Object shape extracting means for extracting a shape of an object from consecutive images forming a coded and segmented video segment; And

Summary image constituting means for constructing a shape-sequence image frame using the shape information extracted by the object shape extracting means by the following equation and storing it in the image storing means.

P (x, y) = S1 (x, y) | S2 (x, y) | ... | Sn (x, y)

Where Si is the i-th binary shape information of the segmented video segment, P (x, y) is the horizontal position x of the summary video frame, the pixel value of the vertical position y, and Si (x, y) is the same position. Is the pixel value of binary shape information of |, is logical or)

The method of claim 8,

For content-based image retrieval, in a shape-sequence image frame transmitted from the summary image structuring means, feature information representing a feature of a shape-sequence image frame and represented by a texture Feature information extraction means for extracting (texture descriptor) and storing in the image storage means

Image summarization and indexing system using object shape information further comprising.

In the summary image extraction apparatus,

Summary image constructing means for constructing a shape-sequence image frame using the shape information extracted by the object shape extracting means by the following equation

Summary image extraction apparatus using object shape information including a.

P (x, y) = S1 (x, y) | S2 (x, y) | ... | Sn (x, y)

For content-based image retrieval, in the shape-sequence image frame, to extract feature descriptors representing the characteristics of the shape-sequence image frame and represented by textures. Feature information extraction means

Summary image extraction apparatus using the object shape information further comprising.
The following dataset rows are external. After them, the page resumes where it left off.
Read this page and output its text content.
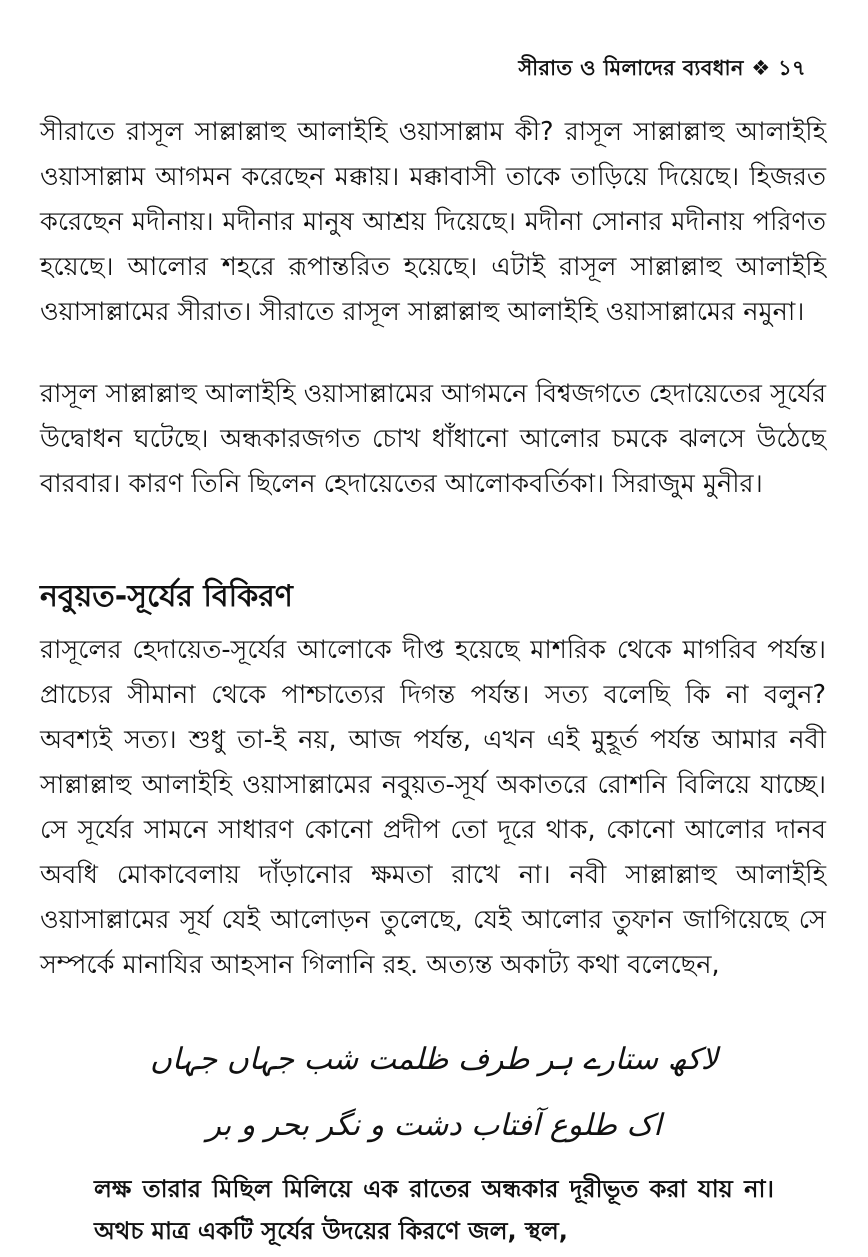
সীরাত ও মিলাদের ব্যবধান ❖ ১৭

সীরাতে রাসূল সাল্লাল্লাহু আলাইহি ওয়াসাল্লাম কী? রাসূল সাল্লাল্লাহু আলাইহি ওয়াসাল্লাম আগমন করেছেন মক্কায়। মক্কাবাসী তাকে তাড়িয়ে দিয়েছে। হিজরত করেছেন মদীনায়। মদীনার মানুষ আশ্রয় দিয়েছে। মদীনা সোনার মদীনায় পরিণত হয়েছে। আলোর শহরে রূপান্তরিত হয়েছে। এটাই রাসূল সাল্লাল্লাহু আলাইহি ওয়াসাল্লামের সীরাত। সীরাতে রাসূল সাল্লাল্লাহু আলাইহি ওয়াসাল্লামের নমুনা।

রাসূল সাল্লাল্লাহু আলাইহি ওয়াসাল্লামের আগমনে বিশ্বজগতে হেদায়েতের সূর্যের উদ্বোধন ঘটেছে। অন্ধকারজগত চোখ ধাঁধানো আলোর চমকে ঝলসে উঠেছে বারবার। কারণ তিনি ছিলেন হেদায়েতের আলোকবর্তিকা। সিরাজুম মুনীর।

নবুয়ত-সূর্যের বিকিরণ

রাসূলের হেদায়েত-সূর্যের আলোকে দীপ্ত হয়েছে মাশরিক থেকে মাগরিব পর্যন্ত। প্রাচ্যের সীমানা থেকে পাশ্চাত্যের দিগন্ত পর্যন্ত। সত্য বলেছি কি না বলুন? অবশ্যই সত্য। শুধু তা-ই নয়, আজ পর্যন্ত, এখন এই মুহূর্ত পর্যন্ত আমার নবী সাল্লাল্লাহু আলাইহি ওয়াসাল্লামের নবুয়ত-সূর্য অকাতরে রোশনি বিলিয়ে যাচ্ছে। সে সূর্যের সামনে সাধারণ কোনো প্রদীপ তো দূরে থাক, কোনো আলোর দানব অবধি মোকাবেলায় দাঁড়ানোর ক্ষমতা রাখে না। নবী সাল্লাল্লাহু আলাইহি ওয়াসাল্লামের সূর্য যেই আলোড়ন তুলেছে, যেই আলোর তুফান জাগিয়েছে সে সম্পর্কে মানাযির আহসান গিলানি রহ. অত্যন্ত অকাট্য কথা বলেছেন,

لاکھ ستارے ہر طرف ظلمت شب جہاں جہاں
اک طلوع آفتاب دشت و نگر بحر و بر

লক্ষ তারার মিছিল মিলিয়ে এক রাতের অন্ধকার দূরীভূত করা যায় না। অথচ মাত্র একটি সূর্যের উদয়ের কিরণে জল, স্থল,
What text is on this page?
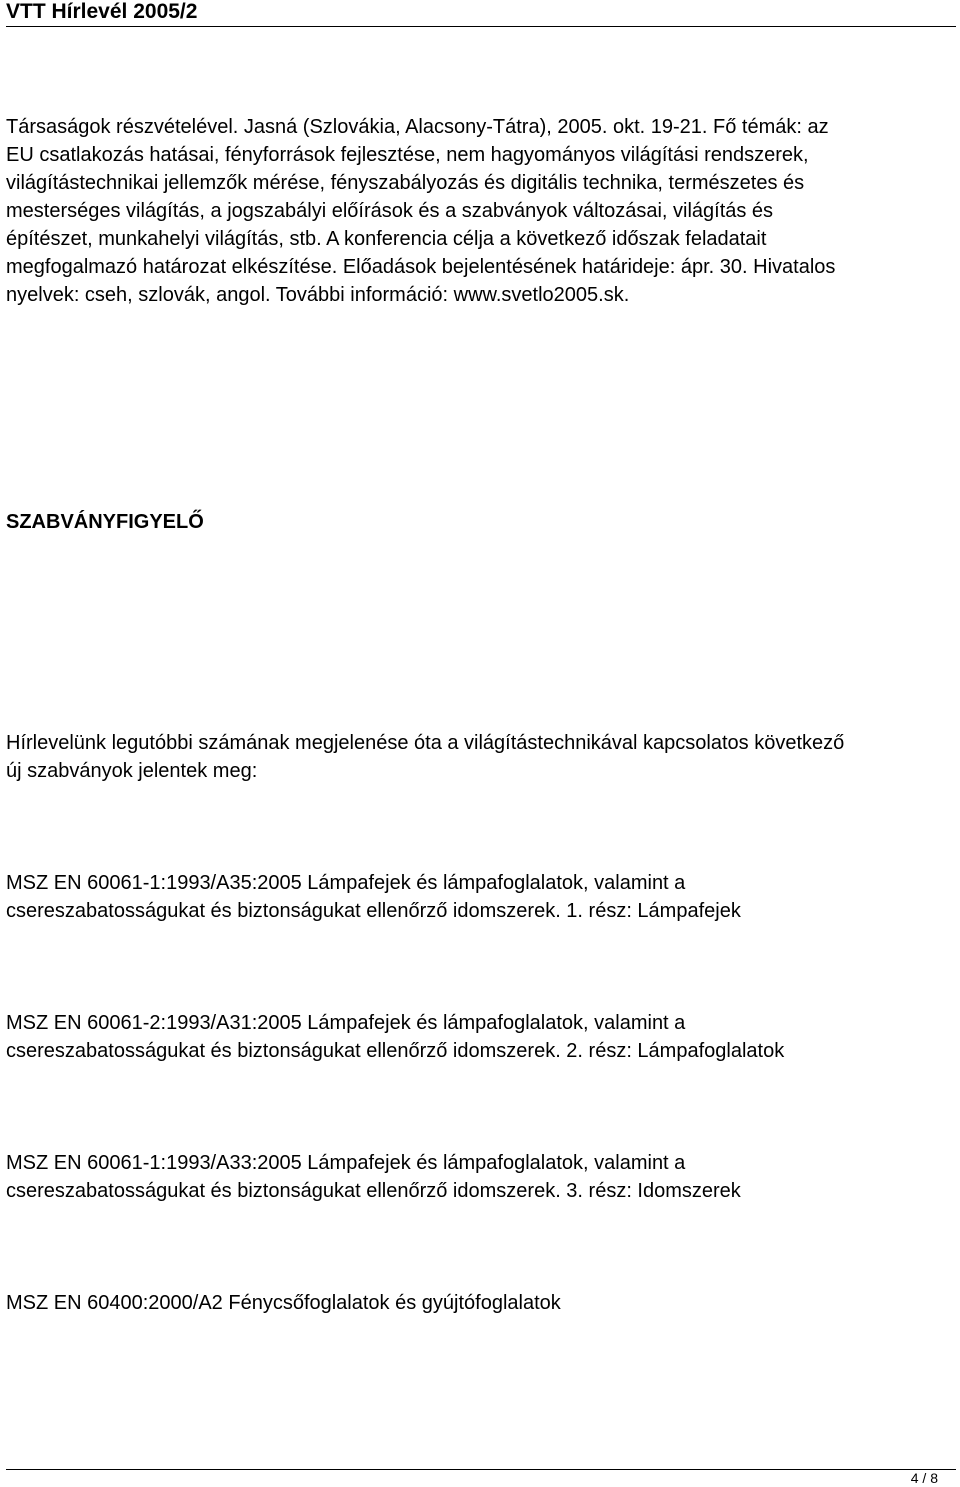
VTT Hírlevél 2005/2

Társaságok részvételével. Jasná (Szlovákia, Alacsony-Tátra), 2005. okt. 19-21. Fő témák: az
EU csatlakozás hatásai, fényforrások fejlesztése, nem hagyományos világítási rendszerek,
világítástechnikai jellemzők mérése, fényszabályozás és digitális technika, természetes és
mesterséges világítás, a jogszabályi előírások és a szabványok változásai, világítás és
építészet, munkahelyi világítás, stb. A konferencia célja a következő időszak feladatait
megfogalmazó határozat elkészítése. Előadások bejelentésének határideje: ápr. 30. Hivatalos
nyelvek: cseh, szlovák, angol. További információ: www.svetlo2005.sk.

SZABVÁNYFIGYELŐ

Hírlevelünk legutóbbi számának megjelenése óta a világítástechnikával kapcsolatos következő
új szabványok jelentek meg:

MSZ EN 60061-1:1993/A35:2005 Lámpafejek és lámpafoglalatok, valamint a
csereszabatosságukat és biztonságukat ellenőrző idomszerek. 1. rész: Lámpafejek

MSZ EN 60061-2:1993/A31:2005 Lámpafejek és lámpafoglalatok, valamint a
csereszabatosságukat és biztonságukat ellenőrző idomszerek. 2. rész: Lámpafoglalatok

MSZ EN 60061-1:1993/A33:2005 Lámpafejek és lámpafoglalatok, valamint a
csereszabatosságukat és biztonságukat ellenőrző idomszerek. 3. rész: Idomszerek

MSZ EN 60400:2000/A2 Fénycsőfoglalatok és gyújtófoglalatok

4 / 8
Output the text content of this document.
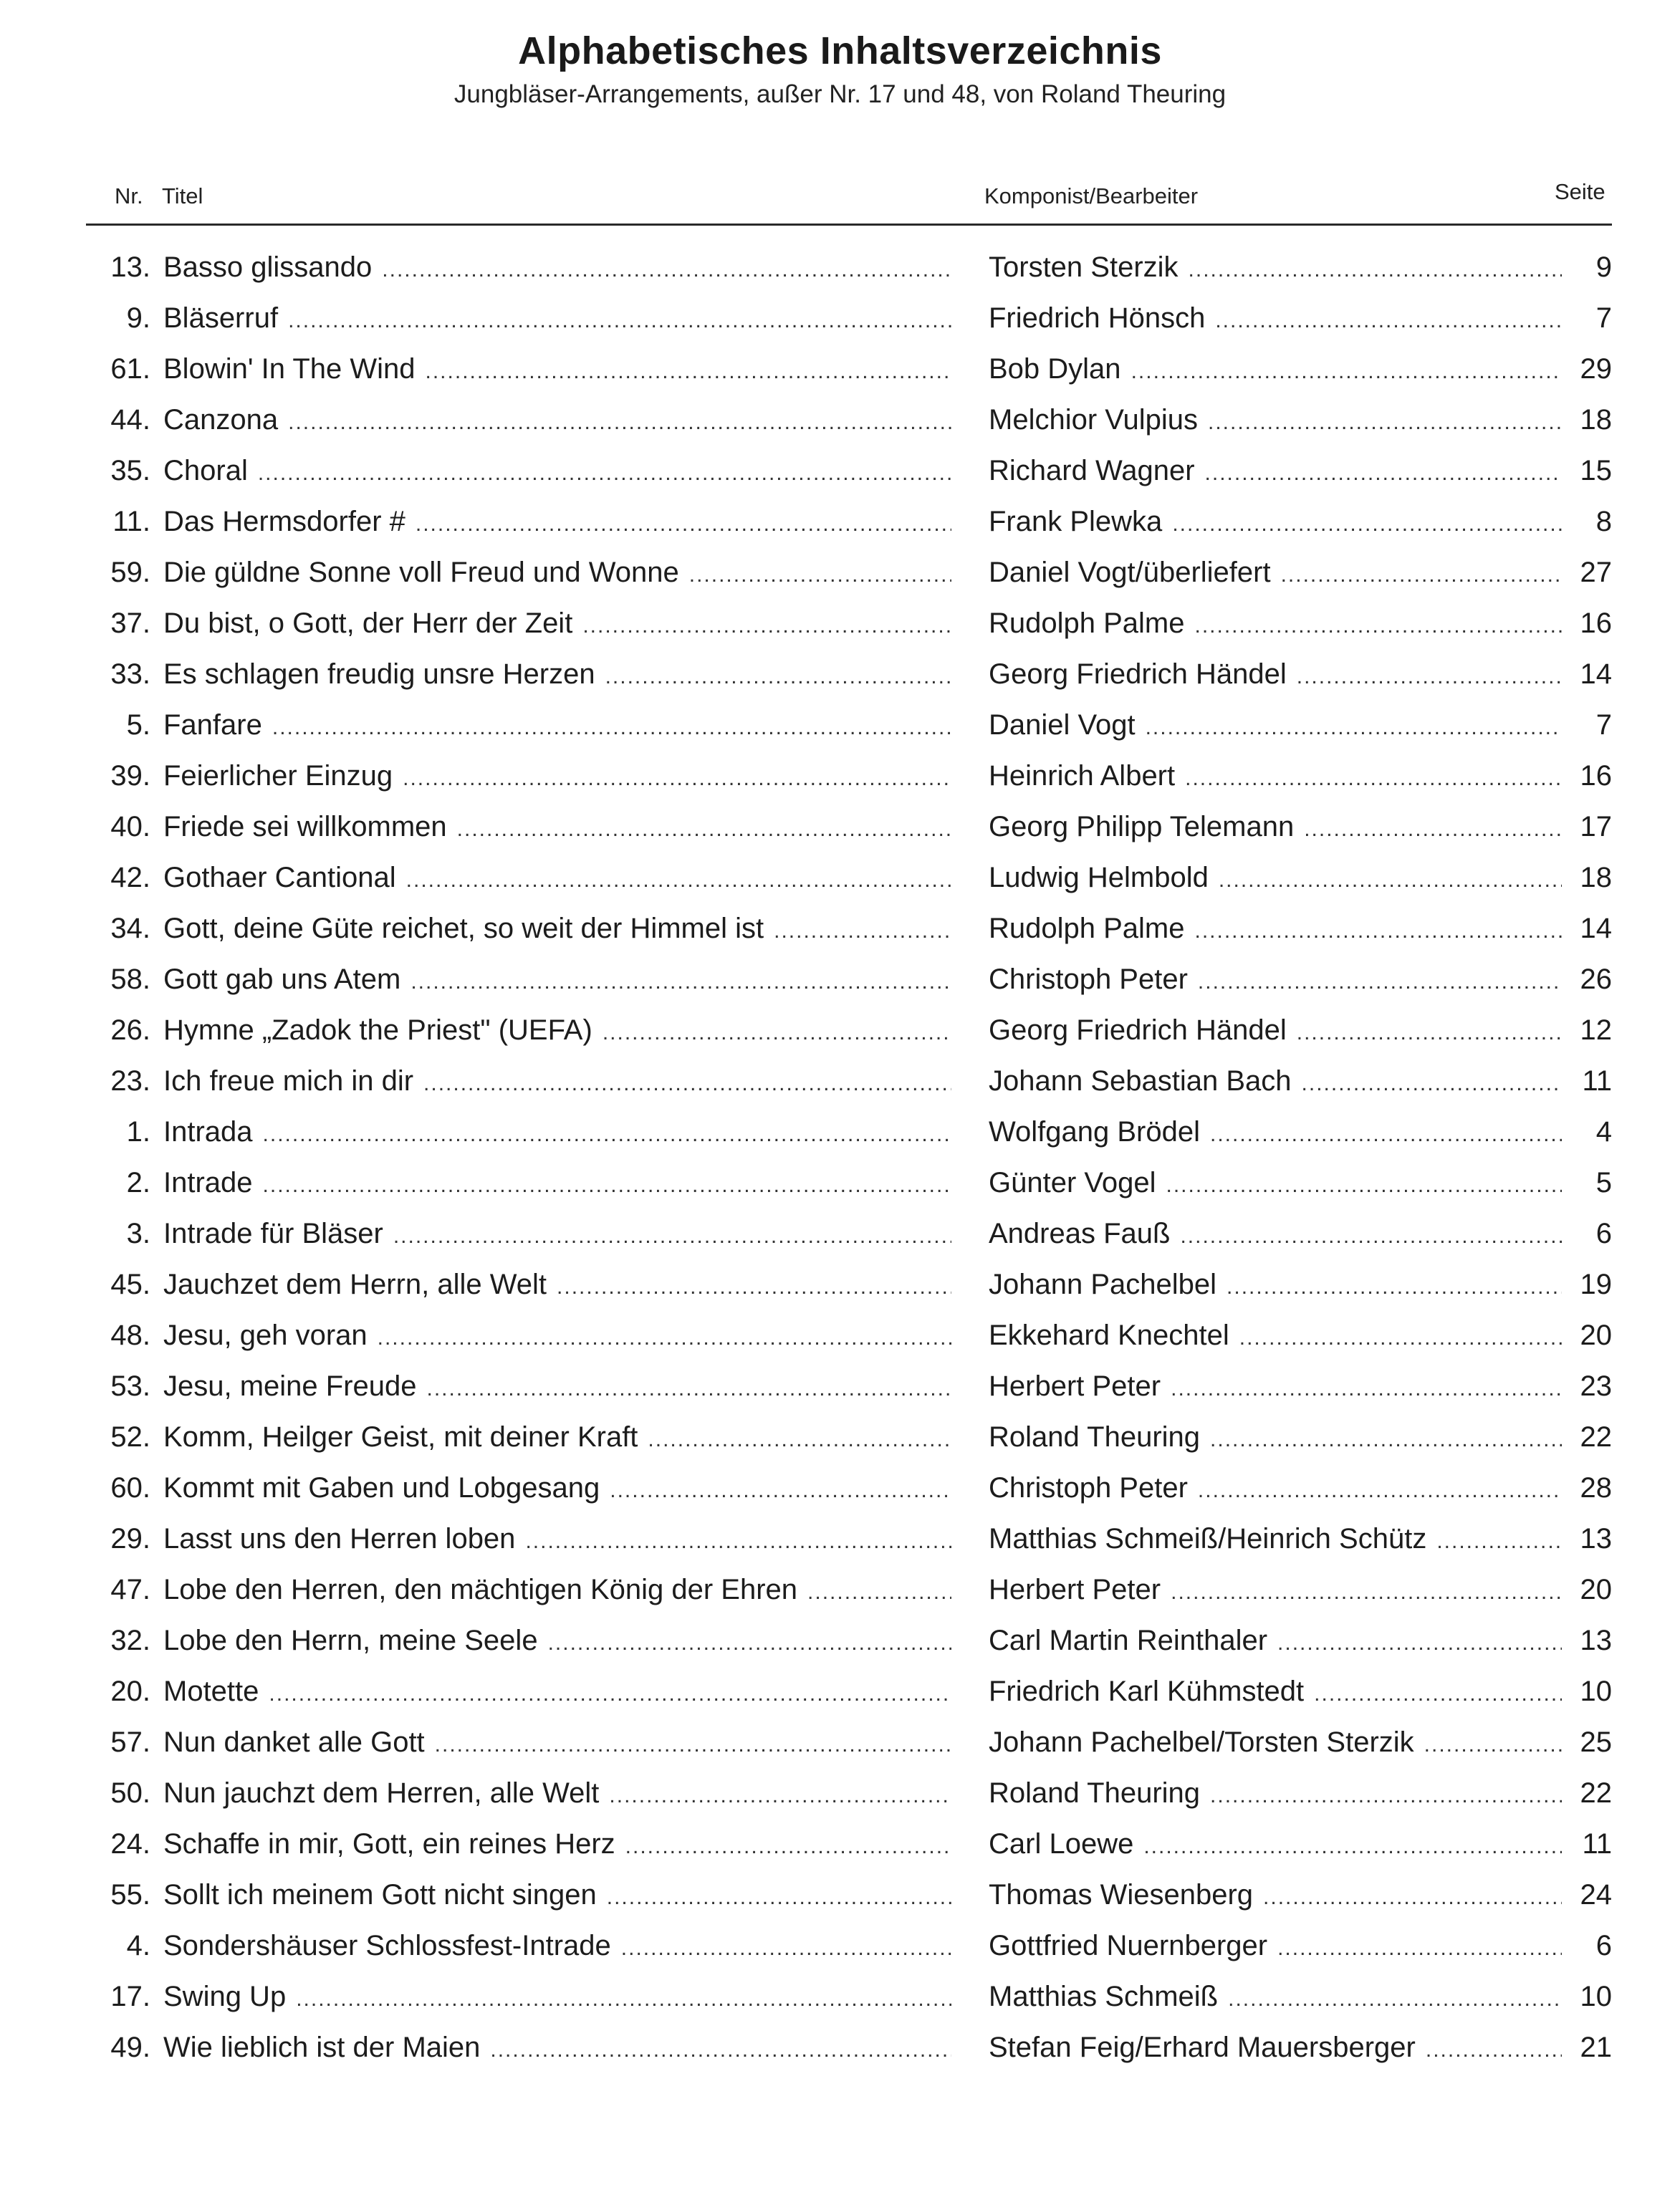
Alphabetisches Inhaltsverzeichnis
Jungbläser-Arrangements, außer Nr. 17 und 48, von Roland Theuring
Nr. Titel	Komponist/Bearbeiter	Seite
13. Basso glissando .....	Torsten Sterzik .....	9
9. Bläserruf .....	Friedrich Hönsch .....	7
61. Blowin' In The Wind .....	Bob Dylan .....	29
44. Canzona .....	Melchior Vulpius .....	18
35. Choral .....	Richard Wagner .....	15
11. Das Hermsdorfer # .....	Frank Plewka .....	8
59. Die güldne Sonne voll Freud und Wonne .....	Daniel Vogt/überliefert .....	27
37. Du bist, o Gott, der Herr der Zeit .....	Rudolph Palme .....	16
33. Es schlagen freudig unsre Herzen .....	Georg Friedrich Händel .....	14
5. Fanfare .....	Daniel Vogt .....	7
39. Feierlicher Einzug .....	Heinrich Albert .....	16
40. Friede sei willkommen .....	Georg Philipp Telemann .....	17
42. Gothaer Cantional .....	Ludwig Helmbold .....	18
34. Gott, deine Güte reichet, so weit der Himmel ist .....	Rudolph Palme .....	14
58. Gott gab uns Atem .....	Christoph Peter .....	26
26. Hymne „Zadok the Priest" (UEFA) .....	Georg Friedrich Händel .....	12
23. Ich freue mich in dir .....	Johann Sebastian Bach .....	11
1. Intrada .....	Wolfgang Brödel .....	4
2. Intrade .....	Günter Vogel .....	5
3. Intrade für Bläser .....	Andreas Fauß .....	6
45. Jauchzet dem Herrn, alle Welt .....	Johann Pachelbel .....	19
48. Jesu, geh voran .....	Ekkehard Knechtel .....	20
53. Jesu, meine Freude .....	Herbert Peter .....	23
52. Komm, Heilger Geist, mit deiner Kraft .....	Roland Theuring .....	22
60. Kommt mit Gaben und Lobgesang .....	Christoph Peter .....	28
29. Lasst uns den Herren loben .....	Matthias Schmeiß/Heinrich Schütz .....	13
47. Lobe den Herren, den mächtigen König der Ehren .....	Herbert Peter .....	20
32. Lobe den Herrn, meine Seele .....	Carl Martin Reinthaler .....	13
20. Motette .....	Friedrich Karl Kühmstedt .....	10
57. Nun danket alle Gott .....	Johann Pachelbel/Torsten Sterzik .....	25
50. Nun jauchzt dem Herren, alle Welt .....	Roland Theuring .....	22
24. Schaffe in mir, Gott, ein reines Herz .....	Carl Loewe .....	11
55. Sollt ich meinem Gott nicht singen .....	Thomas Wiesenberg .....	24
4. Sondershäuser Schlossfest-Intrade .....	Gottfried Nuernberger .....	6
17. Swing Up .....	Matthias Schmeiß .....	10
49. Wie lieblich ist der Maien .....	Stefan Feig/Erhard Mauersberger .....	21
The method of claim 10 or 11,

The shape information,

A summary image extraction apparatus using object shape information as binary information, which is pixel information of a shape indicating whether the shape is an outline or other region.

In the summary image extraction method applied to the summary image extraction apparatus,

Extracting a shape of an object from successive images constituting the encoded and segmented video segment; And

A second step of constructing a shape-sequence image frame by using the extracted shape information by the following equation

Summary image extraction method using object shape information including a.

P (x, y) = S1 (x, y) | S2 (x, y) | ... | Sn (x, y)

The method of claim 13,

For content-based image retrieval, a feature for extracting a feature descriptor representing a feature of a shape-sequence image frame and representing a texture in a shape-sequence image frame Tier 3

Summary image extraction method using the object shape information further comprising.

The method according to claim 13 or 14,

The shape information,

A method for extracting a summary image using object shape information, wherein the binary information is pixel information of a shape indicating whether the shape is an outline or other region.

In the summary image extraction apparatus having a processor,

A first function of extracting a shape of an object from consecutive images forming a coded and segmented video segment; And

A second function of constructing a shape-sequence image frame using the extracted shape information by the following equation

A computer-readable recording medium having recorded thereon a program for realizing this.

P (x, y) = S1 (x, y) | S2 (x, y) | ... | Sn (x, y)

The method of claim 16,

For content-based image retrieval, a feature for extracting a texture descriptor representing a feature of a shape-sequence image frame and representing a texture in a shape-sequence image frame 3 functions

A computer-readable recording medium that records a program for further realization.